In mid-January 2026, CyStack’s security team observed anomalous activity on a corporate customer’s environment. The signals were subtle: neither the end user nor endpoint controls such as antivirus raised an alert, and the evidence at that point did not meet the threshold for declaring an incident. For organizations where data integrity and trust are non‑negotiable, this kind of low-noise, high-impact intrusion path carries considerable risk.

Scoping and Investigation

Scoping narrowed the anomalous activity to a single workstation used by the customer support team. Prior to the event window, the user had clicked a link received through the support channel and, as a result, downloaded and executed a .pif file.

In practice, the .pif was an executable masked as a less familiar format and digitally signed as valid at the time it was distributed. This choice materially reduces suspicion during initial access and can help bypass reputation-based checks.

We then pivoted into artefact-led analysis across the affected host:

  • File system residues
  • Registry entries associated with logon/start-up behaviour
  • Windows service configuration
  • Process execution traces

The evidence points to a multi-stage targeted campaign.

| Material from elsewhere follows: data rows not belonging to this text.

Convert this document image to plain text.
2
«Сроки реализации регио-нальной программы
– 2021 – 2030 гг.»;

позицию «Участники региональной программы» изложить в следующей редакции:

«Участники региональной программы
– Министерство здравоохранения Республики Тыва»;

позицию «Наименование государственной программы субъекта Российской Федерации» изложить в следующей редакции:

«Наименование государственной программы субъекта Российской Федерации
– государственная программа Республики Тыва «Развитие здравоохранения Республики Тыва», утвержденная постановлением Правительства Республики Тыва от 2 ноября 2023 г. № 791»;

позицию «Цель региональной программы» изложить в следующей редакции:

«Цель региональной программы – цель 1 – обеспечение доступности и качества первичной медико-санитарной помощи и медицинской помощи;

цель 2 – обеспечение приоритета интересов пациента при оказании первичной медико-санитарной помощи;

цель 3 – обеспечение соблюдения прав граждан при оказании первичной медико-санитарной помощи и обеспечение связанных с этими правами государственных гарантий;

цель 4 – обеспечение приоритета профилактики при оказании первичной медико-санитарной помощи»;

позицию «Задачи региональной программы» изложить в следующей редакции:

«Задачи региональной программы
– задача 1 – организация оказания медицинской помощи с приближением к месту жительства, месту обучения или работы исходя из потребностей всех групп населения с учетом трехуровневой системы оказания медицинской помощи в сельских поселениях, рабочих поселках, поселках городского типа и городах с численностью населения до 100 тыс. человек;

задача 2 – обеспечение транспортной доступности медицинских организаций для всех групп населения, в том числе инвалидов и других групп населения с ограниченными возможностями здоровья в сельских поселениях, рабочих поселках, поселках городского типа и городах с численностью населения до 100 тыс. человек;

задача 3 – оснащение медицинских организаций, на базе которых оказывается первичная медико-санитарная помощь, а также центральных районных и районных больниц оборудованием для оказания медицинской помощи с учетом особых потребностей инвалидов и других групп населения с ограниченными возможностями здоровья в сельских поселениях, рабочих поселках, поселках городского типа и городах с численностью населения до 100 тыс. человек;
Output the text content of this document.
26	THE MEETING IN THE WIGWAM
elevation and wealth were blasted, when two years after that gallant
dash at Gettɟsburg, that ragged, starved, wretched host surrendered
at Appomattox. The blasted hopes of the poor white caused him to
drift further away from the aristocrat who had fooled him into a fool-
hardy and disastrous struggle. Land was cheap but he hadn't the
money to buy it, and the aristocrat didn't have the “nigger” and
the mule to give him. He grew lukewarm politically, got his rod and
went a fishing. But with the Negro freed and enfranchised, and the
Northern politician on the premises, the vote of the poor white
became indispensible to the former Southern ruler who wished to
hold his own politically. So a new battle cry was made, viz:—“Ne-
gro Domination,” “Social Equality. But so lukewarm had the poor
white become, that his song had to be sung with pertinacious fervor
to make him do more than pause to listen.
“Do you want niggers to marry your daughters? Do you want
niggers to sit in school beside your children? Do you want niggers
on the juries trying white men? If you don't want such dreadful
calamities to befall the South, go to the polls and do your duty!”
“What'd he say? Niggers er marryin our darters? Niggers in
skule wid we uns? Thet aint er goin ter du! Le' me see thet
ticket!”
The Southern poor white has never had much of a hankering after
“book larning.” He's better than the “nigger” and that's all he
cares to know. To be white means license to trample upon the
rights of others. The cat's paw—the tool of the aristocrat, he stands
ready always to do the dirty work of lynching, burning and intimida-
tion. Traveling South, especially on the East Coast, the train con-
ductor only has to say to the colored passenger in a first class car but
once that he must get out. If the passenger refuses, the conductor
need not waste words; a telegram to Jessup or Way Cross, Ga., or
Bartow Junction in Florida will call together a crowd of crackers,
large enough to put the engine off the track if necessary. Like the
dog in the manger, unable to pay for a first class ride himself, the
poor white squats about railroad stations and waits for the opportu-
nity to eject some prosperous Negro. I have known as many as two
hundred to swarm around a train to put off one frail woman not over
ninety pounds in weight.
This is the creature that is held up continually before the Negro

Techniques observed include staging payloads inside a directory designed to resemble a Windows Update cache, DLL sideloading, and in-memory execution of the final payload. The overall theme is consistent: reduce on-disk footprints, blend into expected system behaviour, and make retrospective detection harder.

Assessment

By the time the investigation concluded, we found no evidence that the malware had spread laterally to other systems in the same environment.

That said, the C&C infrastructure, the payload delivery pattern, and the modular backdoor design show notable overlap with previously published campaigns – particularly activity that QiAnXin Threat Intelligence has attributed to APT‑Q‑27 (GoldenEyeDog).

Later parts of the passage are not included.